Having thoroughly enjoyed the 2nd RSC-SCI Symposium on Kinase Inhibitor Design two years ago, I was excited about attending this year’s conference at AstraZeneca. My PhD project explores how point mutations confer drug resistance in BCR-Abl and the talks given at the Protein Kinase symposiums are always very relevant to my research.
The quality of the presentations over the two days was exceptional and I really enjoyed talking to other researchers during the poster session and discussing their work. Similarly it was fantastic to get some feedback on my poster and see peoples interest in my project.
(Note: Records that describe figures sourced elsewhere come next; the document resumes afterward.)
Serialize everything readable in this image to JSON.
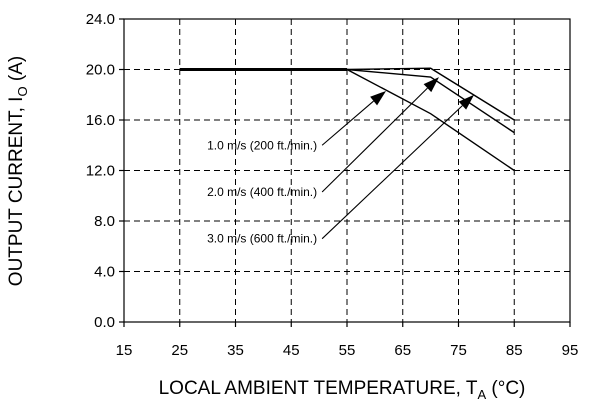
{
  "chart_data": {
    "type": "line",
    "title": "",
    "xlabel": {
      "main": "LOCAL AMBIENT TEMPERATURE, T",
      "sub": "A",
      "unit": " (°C)"
    },
    "ylabel": {
      "main": "OUTPUT CURRENT, I",
      "sub": "O",
      "unit": " (A)"
    },
    "xlim": [
      15,
      95
    ],
    "ylim": [
      0,
      24
    ],
    "xticks": [
      "15",
      "25",
      "35",
      "45",
      "55",
      "65",
      "75",
      "85",
      "95"
    ],
    "yticks": [
      "0.0",
      "4.0",
      "8.0",
      "12.0",
      "16.0",
      "20.0",
      "24.0"
    ],
    "grid": true,
    "series": [
      {
        "name": "1.0 m/s (200 ft./min.)",
        "x": [
          25,
          55,
          70,
          85
        ],
        "y": [
          20,
          20,
          16.5,
          12
        ]
      },
      {
        "name": "2.0 m/s (400 ft./min.)",
        "x": [
          25,
          55,
          70,
          85
        ],
        "y": [
          20,
          20,
          19.4,
          15
        ]
      },
      {
        "name": "3.0 m/s (600 ft./min.)",
        "x": [
          25,
          55,
          70,
          85
        ],
        "y": [
          20,
          20,
          20.1,
          16
        ]
      }
    ],
    "annotations": [
      {
        "text": "1.0 m/s (200 ft./min.)",
        "text_at": [
          50,
          14
        ],
        "arrow_to": [
          62,
          18.3
        ]
      },
      {
        "text": "2.0 m/s (400 ft./min.)",
        "text_at": [
          50,
          10.3
        ],
        "arrow_to": [
          71.5,
          19.4
        ]
      },
      {
        "text": "3.0 m/s (600 ft./min.)",
        "text_at": [
          50,
          6.6
        ],
        "arrow_to": [
          77.8,
          18
        ]
      }
    ]
  }
}
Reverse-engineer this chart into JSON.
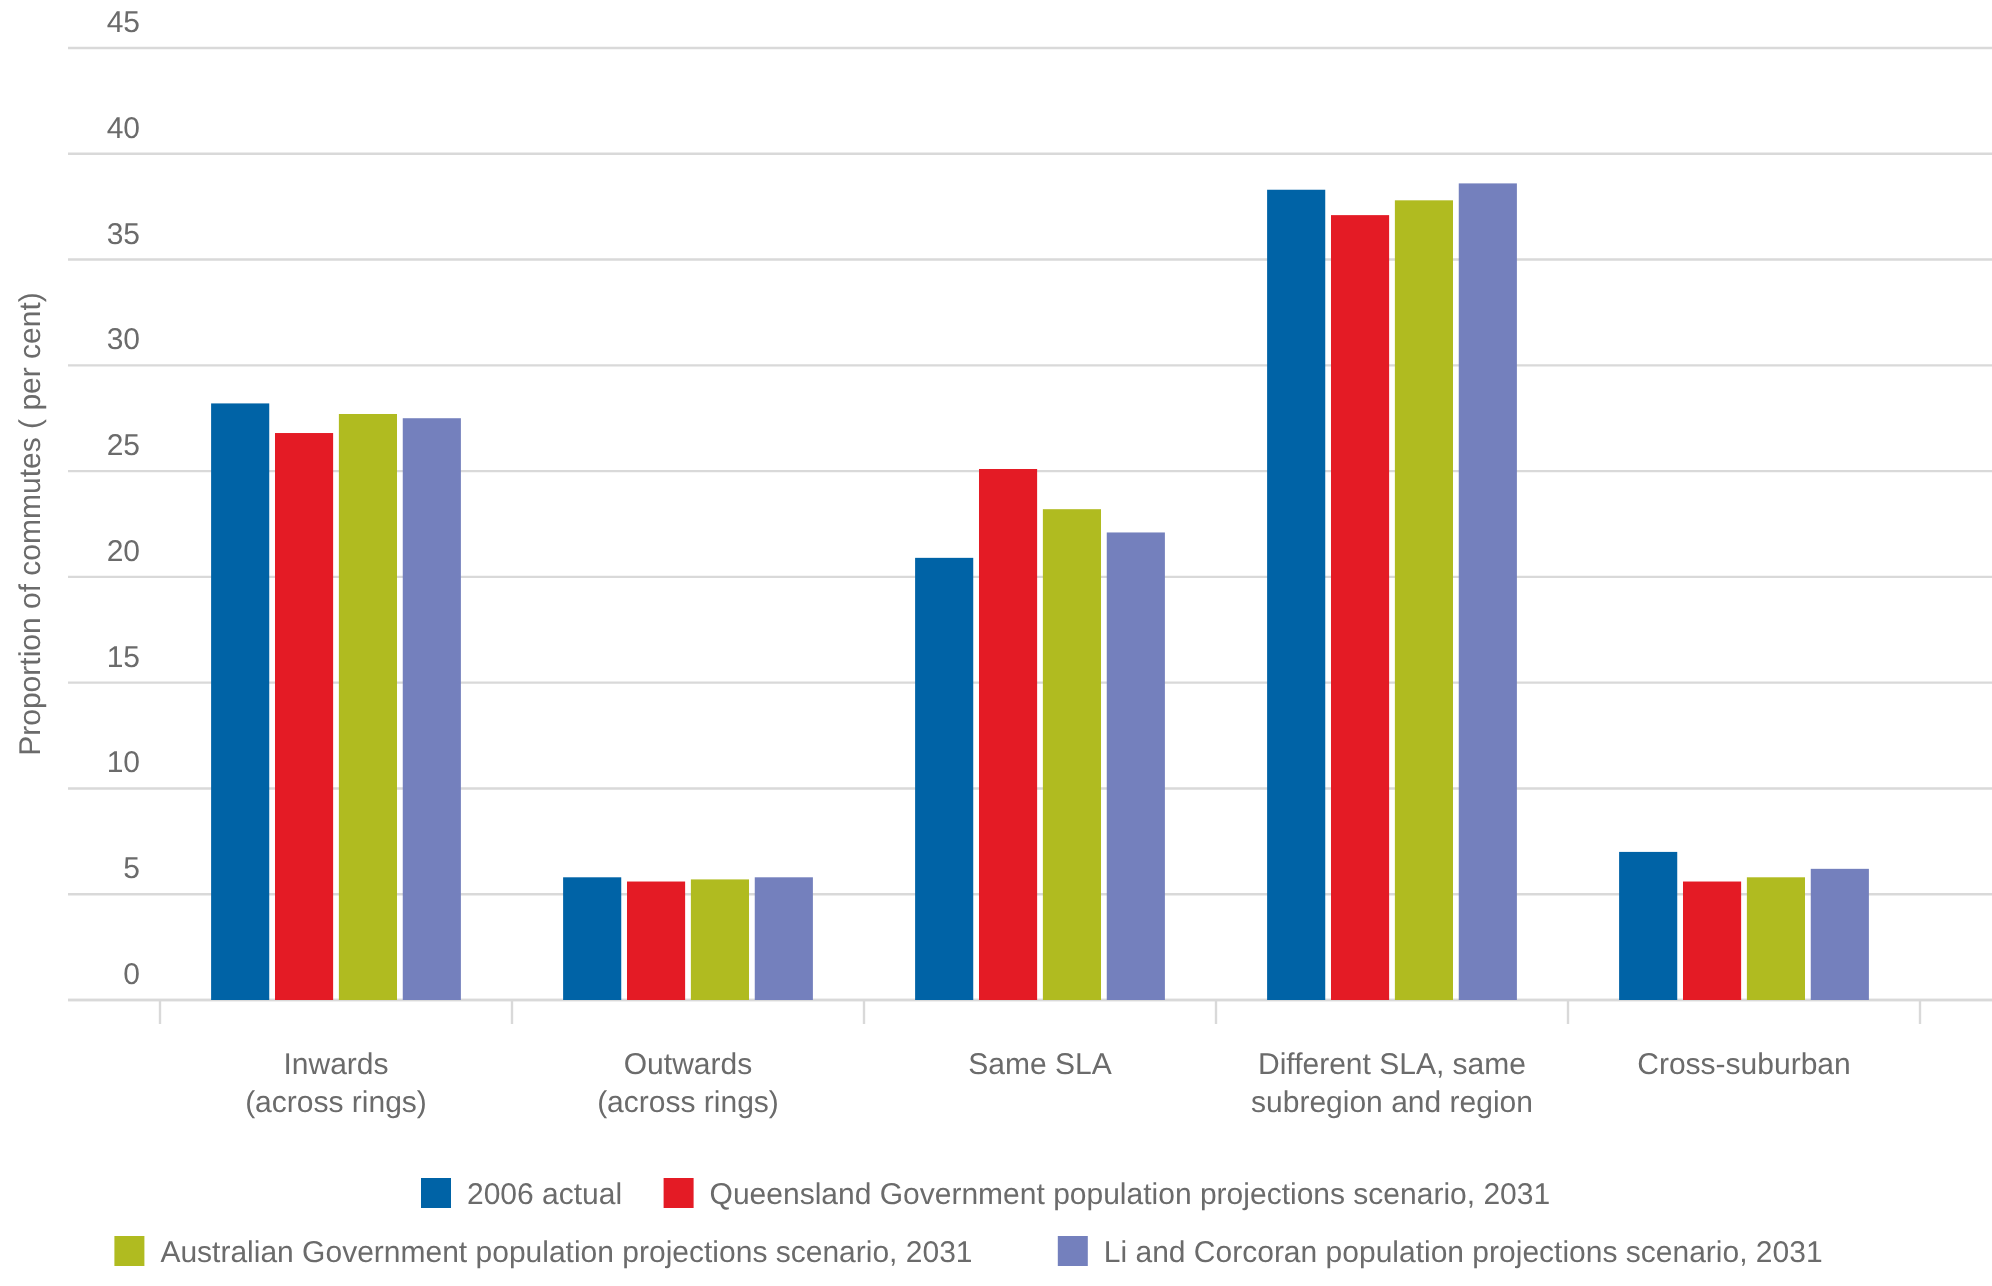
{
  "chart_data": {
    "type": "bar",
    "ylabel": "Proportion of commutes ( per cent)",
    "categories": [
      "Inwards\n(across rings)",
      "Outwards\n(across rings)",
      "Same SLA",
      "Different SLA, same\nsubregion and region",
      "Cross-suburban"
    ],
    "series": [
      {
        "name": "2006 actual",
        "color": "#0063a6",
        "values": [
          28.2,
          5.8,
          20.9,
          38.3,
          7.0
        ]
      },
      {
        "name": "Queensland Government population projections scenario, 2031",
        "color": "#e41b25",
        "values": [
          26.8,
          5.6,
          25.1,
          37.1,
          5.6
        ]
      },
      {
        "name": "Australian Government population projections scenario, 2031",
        "color": "#b0bb20",
        "values": [
          27.7,
          5.7,
          23.2,
          37.8,
          5.8
        ]
      },
      {
        "name": "Li and Corcoran population projections scenario, 2031",
        "color": "#7480bd",
        "values": [
          27.5,
          5.8,
          22.1,
          38.6,
          6.2
        ]
      }
    ],
    "ylim": [
      0,
      45
    ],
    "yticks": [
      0,
      5,
      10,
      15,
      20,
      25,
      30,
      35,
      40,
      45
    ],
    "grid": "y",
    "legend": "bottom"
  }
}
I learnt so much over the two days it would be impossible to list, but the talks I enjoyed the most would have to be 'Design, synthesis and evaluation of VX-322, a novel FLT-3 inhibitor for the treatment of AML' by Robert Davies of Vertex and 'Solution conformations of and dynamics of ABL kinase-inhibitor complexes determined by NMR' by Wolfgang Jahnke of Novartis. The first fascinated me as although I’ve studied Chronic Myelogenous Leukaemia (CML) I have not looked at how AML is caused. The talk by Wolfgang Jahnke was excellent as not only did he demonstrate a very elegant use of NMR but also described in detail how the myristoyl group in Abl is responsible for autoinhibition, something I’ve been looking at very recently.
I was pleased that the talks were not limited to cancer therapeutics but included the use of kinase inhibitors for other diseases such as diabetes, as it easy to forget that kinases are relevant in various medical problems and not just oncology.
I’d like to thank SCI for giving me the opportunity to attend Protein Kinase 2009 and look forward to the next symposium.